As I undertook the forty-minute drive to Saturday’s soccer game in Anacostia, I was in a grumpy mood and I started to wonder about retiring from the sport completely. I will be forty in the fall and I questioned whether it made sense to drag my body around the field again with people half my age. Given that it was ninety degrees outside, and I have a lot going on, I felt some incentive to leave it all behind.
What I did not like about the thought of retiring, besides admitting that I am not young and in shape any more, was that my daughter, almost three, would then never remember seeing me play. Soccer has been such a big part of my life that I want to show her for myself.
It is not as if my game was with a high-level, competitive men’s team. It was a coed team in a recreational league. On that team I usually play sweeper, the furthest back defenseman, a position that does not require as much energy as the midfield I used to play.

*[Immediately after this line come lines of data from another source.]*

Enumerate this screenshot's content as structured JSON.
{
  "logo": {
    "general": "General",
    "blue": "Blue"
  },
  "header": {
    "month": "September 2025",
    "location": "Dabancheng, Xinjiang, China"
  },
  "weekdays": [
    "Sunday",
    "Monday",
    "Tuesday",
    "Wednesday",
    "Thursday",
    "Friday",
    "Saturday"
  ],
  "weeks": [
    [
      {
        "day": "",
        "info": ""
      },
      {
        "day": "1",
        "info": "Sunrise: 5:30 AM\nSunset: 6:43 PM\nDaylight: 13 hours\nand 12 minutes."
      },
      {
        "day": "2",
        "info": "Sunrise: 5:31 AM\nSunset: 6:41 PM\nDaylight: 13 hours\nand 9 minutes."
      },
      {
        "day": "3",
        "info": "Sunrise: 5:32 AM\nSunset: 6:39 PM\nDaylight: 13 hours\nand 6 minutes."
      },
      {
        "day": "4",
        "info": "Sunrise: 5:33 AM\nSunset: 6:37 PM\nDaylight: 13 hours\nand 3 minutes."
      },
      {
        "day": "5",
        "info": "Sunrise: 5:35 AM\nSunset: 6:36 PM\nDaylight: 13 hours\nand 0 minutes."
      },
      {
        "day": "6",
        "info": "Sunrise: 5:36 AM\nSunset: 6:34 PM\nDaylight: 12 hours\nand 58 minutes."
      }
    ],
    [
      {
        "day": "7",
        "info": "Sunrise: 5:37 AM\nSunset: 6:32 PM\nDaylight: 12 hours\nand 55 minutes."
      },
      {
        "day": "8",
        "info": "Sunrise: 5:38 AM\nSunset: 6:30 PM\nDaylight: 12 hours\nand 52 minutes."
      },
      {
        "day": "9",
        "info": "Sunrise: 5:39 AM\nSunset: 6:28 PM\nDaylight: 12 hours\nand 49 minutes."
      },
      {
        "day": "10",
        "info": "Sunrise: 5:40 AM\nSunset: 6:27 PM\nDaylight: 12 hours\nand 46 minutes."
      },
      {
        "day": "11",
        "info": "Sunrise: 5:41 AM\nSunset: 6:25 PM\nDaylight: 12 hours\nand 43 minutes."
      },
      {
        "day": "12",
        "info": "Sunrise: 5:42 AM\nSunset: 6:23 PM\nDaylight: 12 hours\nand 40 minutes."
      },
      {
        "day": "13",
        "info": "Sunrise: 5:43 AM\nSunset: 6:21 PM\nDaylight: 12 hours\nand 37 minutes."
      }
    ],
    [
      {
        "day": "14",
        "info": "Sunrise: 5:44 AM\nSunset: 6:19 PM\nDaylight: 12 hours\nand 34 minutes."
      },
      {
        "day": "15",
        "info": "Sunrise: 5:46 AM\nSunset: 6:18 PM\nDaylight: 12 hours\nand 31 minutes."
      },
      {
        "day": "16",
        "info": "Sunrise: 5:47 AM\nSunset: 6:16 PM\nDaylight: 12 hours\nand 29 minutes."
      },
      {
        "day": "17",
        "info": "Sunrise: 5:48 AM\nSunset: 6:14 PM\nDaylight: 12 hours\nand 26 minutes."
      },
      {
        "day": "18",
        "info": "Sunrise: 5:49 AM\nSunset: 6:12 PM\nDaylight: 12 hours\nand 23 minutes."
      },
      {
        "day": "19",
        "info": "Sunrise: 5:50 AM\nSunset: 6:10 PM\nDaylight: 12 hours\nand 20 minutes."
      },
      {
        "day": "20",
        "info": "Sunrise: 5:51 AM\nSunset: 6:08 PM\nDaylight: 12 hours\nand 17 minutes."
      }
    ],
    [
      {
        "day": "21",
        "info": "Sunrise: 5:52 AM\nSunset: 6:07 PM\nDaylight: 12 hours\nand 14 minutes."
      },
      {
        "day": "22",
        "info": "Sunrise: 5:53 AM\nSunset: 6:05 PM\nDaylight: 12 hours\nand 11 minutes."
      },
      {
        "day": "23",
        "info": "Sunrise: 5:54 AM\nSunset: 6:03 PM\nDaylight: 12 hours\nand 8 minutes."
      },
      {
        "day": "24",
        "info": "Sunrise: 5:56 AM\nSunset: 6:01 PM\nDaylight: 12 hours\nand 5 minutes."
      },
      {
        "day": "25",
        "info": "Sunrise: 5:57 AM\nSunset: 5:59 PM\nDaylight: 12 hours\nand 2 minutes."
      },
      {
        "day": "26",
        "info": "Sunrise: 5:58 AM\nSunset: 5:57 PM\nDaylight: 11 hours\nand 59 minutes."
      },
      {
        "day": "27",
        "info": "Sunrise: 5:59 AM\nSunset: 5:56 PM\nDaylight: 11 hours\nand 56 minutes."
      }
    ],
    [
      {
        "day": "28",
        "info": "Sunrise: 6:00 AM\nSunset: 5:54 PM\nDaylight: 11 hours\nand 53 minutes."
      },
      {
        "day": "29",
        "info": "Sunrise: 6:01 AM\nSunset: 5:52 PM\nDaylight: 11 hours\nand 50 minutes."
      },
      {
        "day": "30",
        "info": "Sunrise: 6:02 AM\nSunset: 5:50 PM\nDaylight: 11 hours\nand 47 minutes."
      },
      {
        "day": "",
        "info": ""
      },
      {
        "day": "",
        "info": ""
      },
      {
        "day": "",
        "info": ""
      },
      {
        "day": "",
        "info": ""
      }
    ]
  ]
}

But with the game tied at the beginning of the second half, I had a chance to come up on offense for a play. I received the ball toward the left side of the opponent’s goal, about 25 feet out. With good concentration. I side-stepped two players, looked at the left side of the goal, and hit a hard, head-high shot with the outside of my right foot. I watched as it careened hard off the post. I put my head down, thinking that I had just missed it, heard a cheer, looked up and saw that it had gone across the face of the goal and into the net.
On the spot, I postponed my retirement. I felt good the rest of the day, in the uncomplicated way that sports can make you feel good. I had a second goal in the game, on a shot that bounced fortuitously of a defensemen, but that did not matter to me.
So the next day I was back for another game, even in 92 degree heat. I did not play particularly well in the Sunday game, but I still think I have a few more years left in me.